O Espelho Digital: Jovens e saúde mental

Vivemos numa era em que o telemóvel deixou de ser apenas um objeto de comunicação. Tornou-se companhia, distração, palco, refúgio e, muitas vezes, prisão silenciosa. Entre notificações, vídeos curtos e fotografias cuidadosamente editadas, cresce uma geração permanentemente ligada, mas nem sempre verdadeiramente conectada.

As redes sociais transformaram a forma como os jovens comunicam, aprendem e se relacionam. Seria desonesto negar os benefícios. Nunca foi tão fácil aceder a informação, aprender novas competências ou encontrar pessoas com interesses semelhantes. Um jovem isolado pode hoje descobrir comunidades, apoio emocional e oportunidades que antes estariam fora do seu alcance. Há criatividade, partilha e até solidariedade no mundo digital.

Mas há também um lado sombrio que começa a deixar marcas profundas.

As redes sociais vivem da comparação. E comparar-se constantemente com versões idealizadas da vida dos outros é um terreno perigoso para qualquer mente, especialmente para quem ainda está a construir a própria identidade. No ecrã, toda a gente parece feliz, bonita, bem-sucedida e socialmente aceite. Poucos mostram as inseguranças, os fracassos ou os momentos difíceis. O resultado é uma geração que cresce a acreditar que está sempre abaixo dos outros.

A ansiedade tornou-se companheira diária de muitos jovens. A necessidade de aprovação mede-se em gostos, comentários e visualizações. O silêncio digital passou a ser interpretado como rejeição. Há quem apague fotografias por não terem recebido atenção suficiente. Há quem viva em função da validação de desconhecidos.

Ao mesmo tempo, o cérebro nunca descansa. Antigamente, os problemas sociais terminavam muitas vezes à saída da escola. Hoje entram no quarto, acompanham o jantar e permanecem acesos durante a madrugada. O cyberbullying amplificou a humilhação pública e tornou-a permanente. Uma ofensa pode ser partilhada milhares de vezes em minutos.
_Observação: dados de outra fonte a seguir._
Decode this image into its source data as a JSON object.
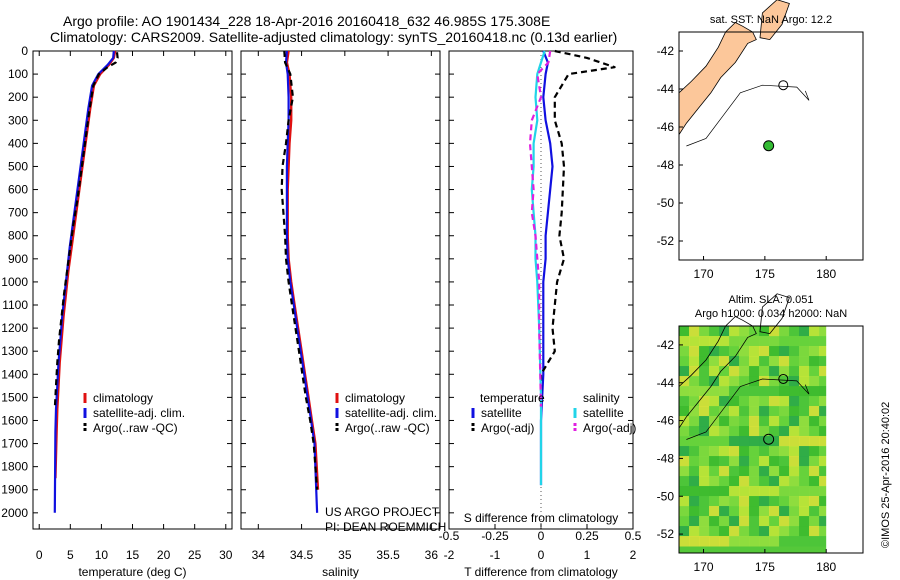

Existe ainda outro problema menos visível: a incapacidade crescente de lidar com o silêncio e com o tédio. As plataformas foram desenhadas para prender atenção através de estímulos rápidos e constantes. Vídeo após vídeo, notificação após notificação, o cérebro habitua-se à recompensa imediata. Concentrar-se, esperar ou simplesmente estar sem estímulo tornou-se difícil para muitos jovens.

No entanto, culpar apenas a tecnologia seria simplista. As redes sociais são ferramentas. O verdadeiro desafio está na forma como a sociedade aprendeu, ou não aprendeu, a viver com elas. Falta educação digital, falta equilíbrio e, muitas vezes, falta presença humana real. Nenhum algoritmo substitui uma conversa à mesa, uma amizade verdadeira ou o simples hábito de desligar o telemóvel e olhar o mundo à volta.

Talvez esteja na altura de recuperar algumas coisas que nunca deveriam ter sido abandonadas: tempo em família, brincadeiras ao ar livre, silêncio, leitura, convivência sem ecrãs. Não por nostalgia barata, mas porque o ser humano continua a precisar do mesmo que sempre precisou, ligação genuína, descanso mental e sentido de pertença.

As redes sociais vieram para ficar. A questão é saber se vamos continuar a usá-las… ou se acabaremos usados por elas.